In time, new and exciting facts about persuasion continued to appear. In the 1980s, Dr. Robert Cialdini, Arizona State University’s Regents Professor of Psychology, conducted extensive research into the emotional “triggers” of persuasion. By the late 90s, his book, Influence – the Psychology of Persuasion, had become Amazon.com’s best-selling business book. Soon, Harvard Business School and other leading institutions were offering executive courses in persuasion skills.

Today the quest for persuasion knowledge continues at warp speed. While some scientists are unraveling the human genome, defining how our chromosomes and DNA affect our physical bodies, others are unraveling the secrets of the brain, exploring how it processes decision-making information.

In this vein, Jay Conger, Director of the Leadership Institute at the University of Southern California School of Business, tells us why research into the “how to” of persuasion is so critical: “Today’s business contingencies make persuasion more necessary than ever,” he says. “Many businesspeople misunderstand persuasion and more still underutilize it.”

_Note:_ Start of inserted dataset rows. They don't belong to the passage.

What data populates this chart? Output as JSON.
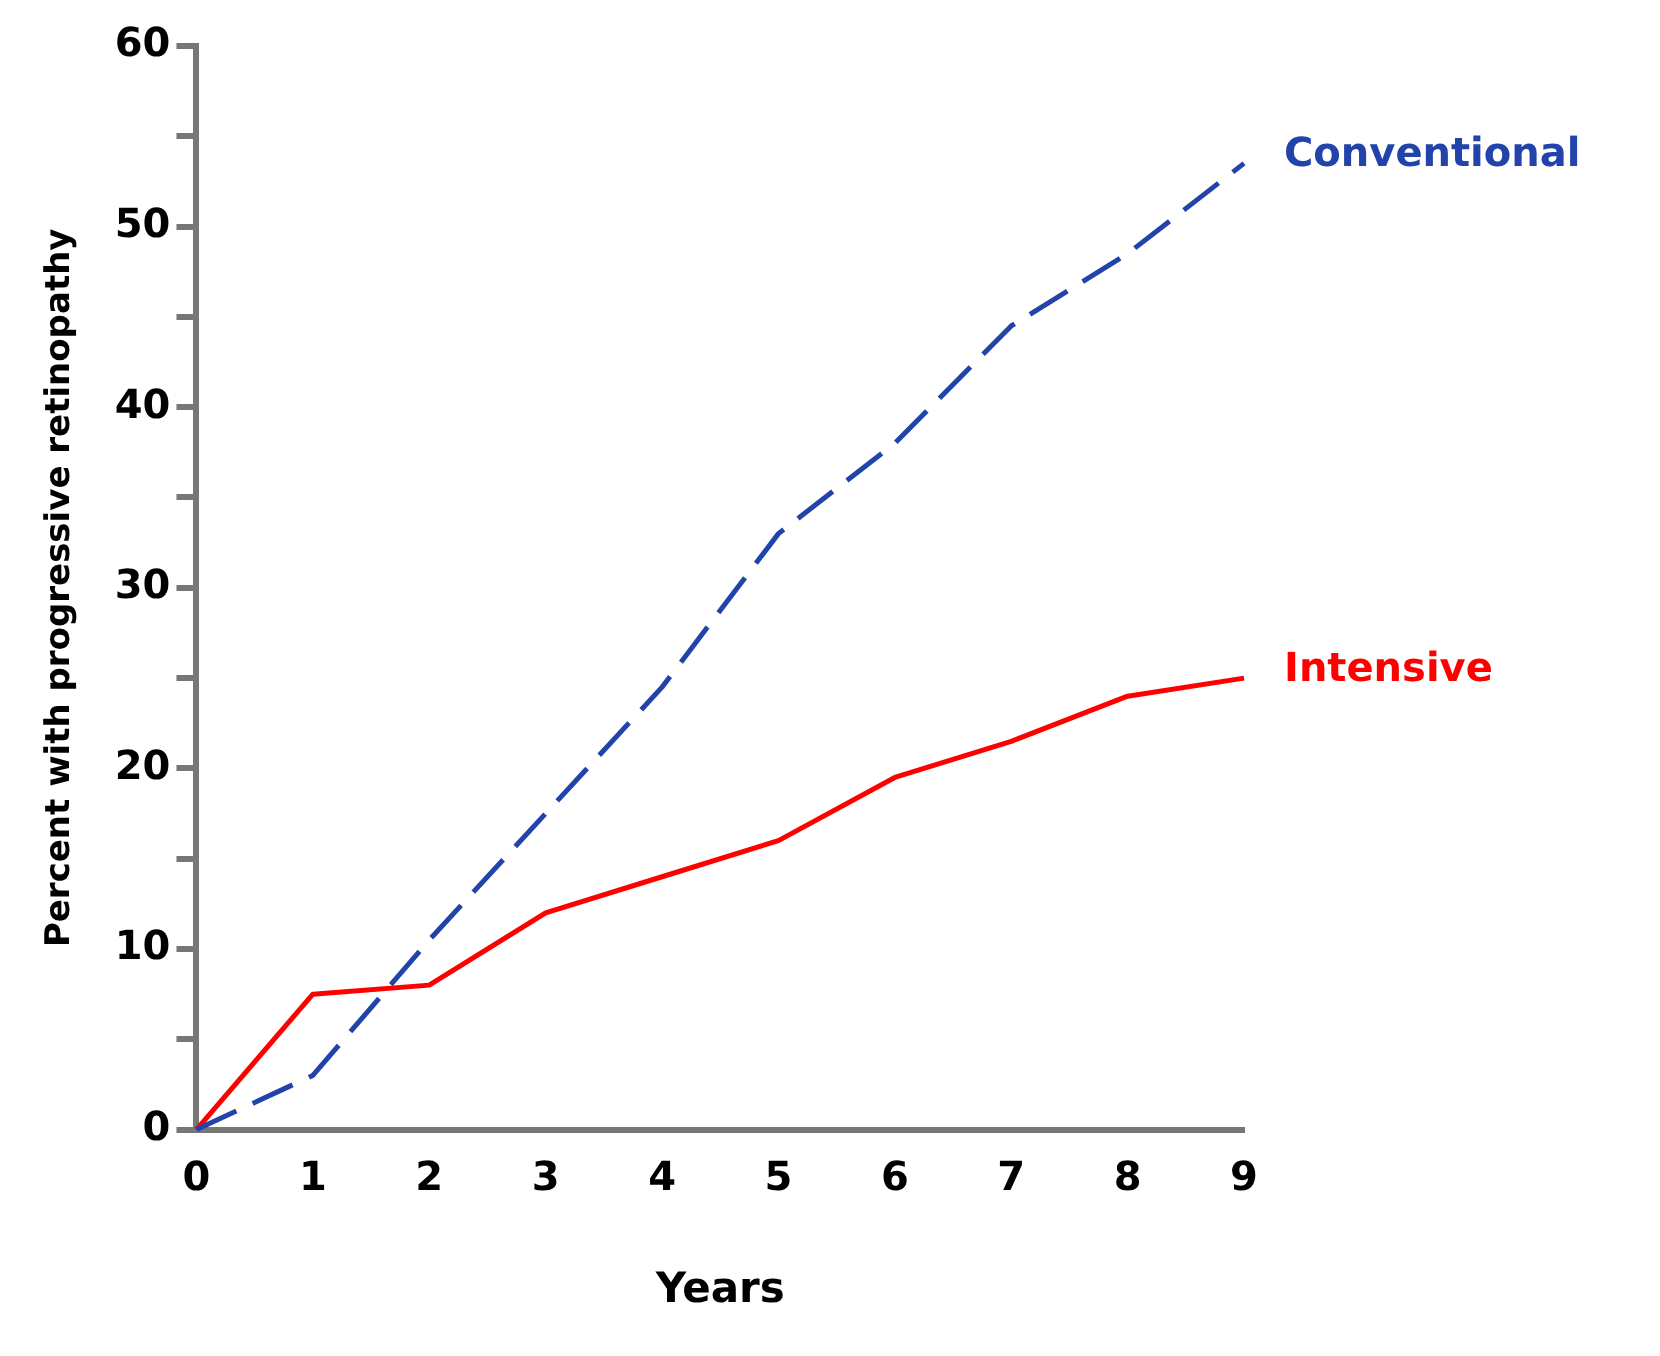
{
  "chart_data": {
    "type": "line",
    "xlabel": "Years",
    "ylabel": "Percent with progressive retinopathy",
    "x": [
      0,
      1,
      2,
      3,
      4,
      5,
      6,
      7,
      8,
      9
    ],
    "series": [
      {
        "name": "Conventional",
        "color": "#2244aa",
        "line_style": "dashed",
        "values": [
          0,
          3,
          10.5,
          17.5,
          24.5,
          33,
          38,
          44.5,
          48.5,
          53.5
        ]
      },
      {
        "name": "Intensive",
        "color": "#ff0000",
        "line_style": "solid",
        "values": [
          0,
          7.5,
          8,
          12,
          14,
          16,
          19.5,
          21.5,
          24,
          25
        ]
      }
    ],
    "xlim": [
      0,
      9
    ],
    "xticks": [
      0,
      1,
      2,
      3,
      4,
      5,
      6,
      7,
      8,
      9
    ],
    "ylim": [
      0,
      60
    ],
    "yticks": [
      0,
      {
        "value": 5,
        "label": null
      },
      10,
      {
        "value": 15,
        "label": null
      },
      20,
      {
        "value": 25,
        "label": null
      },
      30,
      {
        "value": 35,
        "label": null
      },
      40,
      {
        "value": 45,
        "label": null
      },
      50,
      {
        "value": 55,
        "label": null
      },
      60
    ],
    "grid": false,
    "legend": false,
    "marker": "none"
  }
}
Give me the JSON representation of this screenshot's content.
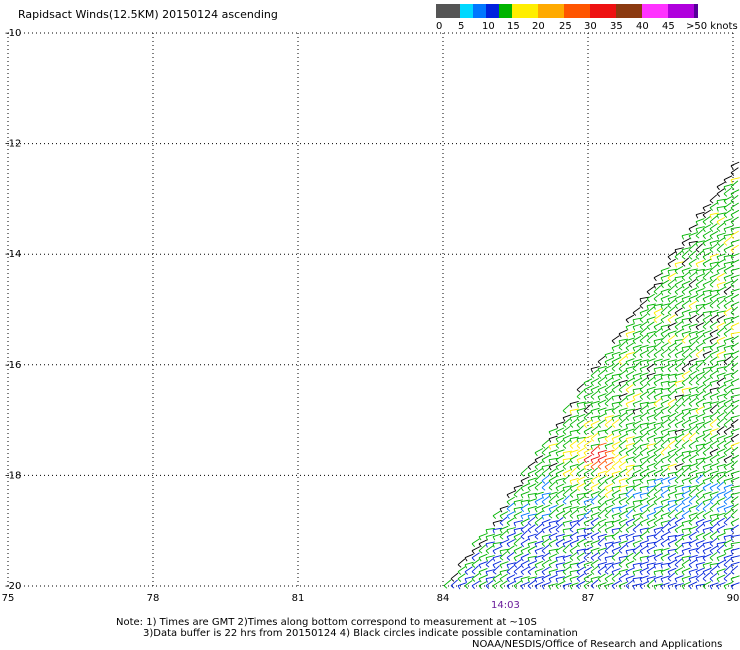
{
  "title": "Rapidsact Winds(12.5KM) 20150124 ascending",
  "legend": {
    "colors": [
      "#555555",
      "#00d8ff",
      "#0077ff",
      "#0022dd",
      "#00b400",
      "#ffee00",
      "#ffaa00",
      "#ff5500",
      "#ee1111",
      "#8b3a10",
      "#ff33ff",
      "#b000dd",
      "#550099"
    ],
    "labels": [
      "0",
      "5",
      "10",
      "15",
      "20",
      "25",
      "30",
      "35",
      "40",
      "45",
      ">50 knots"
    ]
  },
  "time_label": "14:03",
  "notes": {
    "line1": "Note: 1) Times are GMT 2)Times along bottom correspond to measurement at ~10S",
    "line2": "3)Data buffer is 22 hrs from 20150124 4) Black circles indicate possible contamination",
    "line3": "NOAA/NESDIS/Office of Research and Applications"
  },
  "chart_data": {
    "type": "scatter",
    "title": "Rapidsact Winds(12.5KM) 20150124 ascending",
    "x_ticks": [
      "75",
      "78",
      "81",
      "84",
      "87",
      "90"
    ],
    "y_ticks": [
      "-10",
      "-12",
      "-14",
      "-16",
      "-18",
      "-20"
    ],
    "xlim": [
      75,
      90
    ],
    "ylim": [
      -20,
      -10
    ],
    "grid": true,
    "swath": {
      "description_points": [
        [
          84,
          -20
        ],
        [
          90,
          -12.3
        ],
        [
          90,
          -20
        ]
      ],
      "dominant_speed_knots": "15-20",
      "high_wind_spot": {
        "lon": 87.2,
        "lat": -17.7,
        "speed_knots": "30-35"
      }
    }
  }
}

The art and science of persuasion continues to attract the world’s best minds. Why? Because today’s leaders need to know:

  • How do I motivate others to act?
  • How do I produce agreement, compliance, and results?
  • How do I generate change?
  • How do I make important things happen with and through others?
  • How do I sell my ideas, my products, and my services?
  • How do I trigger YES?

The brilliant minds of antiquity had many answers, and today’s scientists have even more. According to New York University Neuroscientist Joseph LeDoux, “The amygdala [the emotional part of the brain] has a greater influence on the cortex [the thinking part] than the cortex has on the amygdala, allowing emotion to dominate and control thinking.”

Similarly, the book and the PBS series “The Secret Life of the Brain” (funded principally by the National Science Foundation) distills the entire 2,500 years of persuasion research into a single sentence:

We are not thinking machines. We are feeling machines that think.

History and modern science agree. To persuade successfully, we must appeal to the listener’s inborn, hard-wired need to satisfy emotional needs and wants. We must frame our presentations to appeal to specific shortcuts, the triggers embedded in each of our brains. We must learn to work with the other person’s brain rather than against it as we have been doing for 2,500 years.

The brilliant minds of Greece and Rome recognized the need for persuasion, and set forth fundamental guidelines. Today’s scientists and researchers have defined the specific process that our brains use to make decisions. For the first time, we understand how to work with, not against, the brain’s decision-making process to help others make easy, non-analytical, yet correct decisions.

Today persuasion is more critical than ever. And for the first time we are learning how to persuade efficiently. For the first time we can see, in vivo, in real time, the brain’s blood, oxygen and neuron flows as it responds to decision stimuli. We can see distinct brain elements “light up” as they are brought into play. The exciting news is that we finally understand the persuasion process, a process we’ve been doing poorly for 2,500 years. And that understanding enables us to produce YES, agreement, action and results with and through others.

For the first time in history, we have the scientifically documented breakthrough to quickly, easily produce YES, and the results we want and need from others.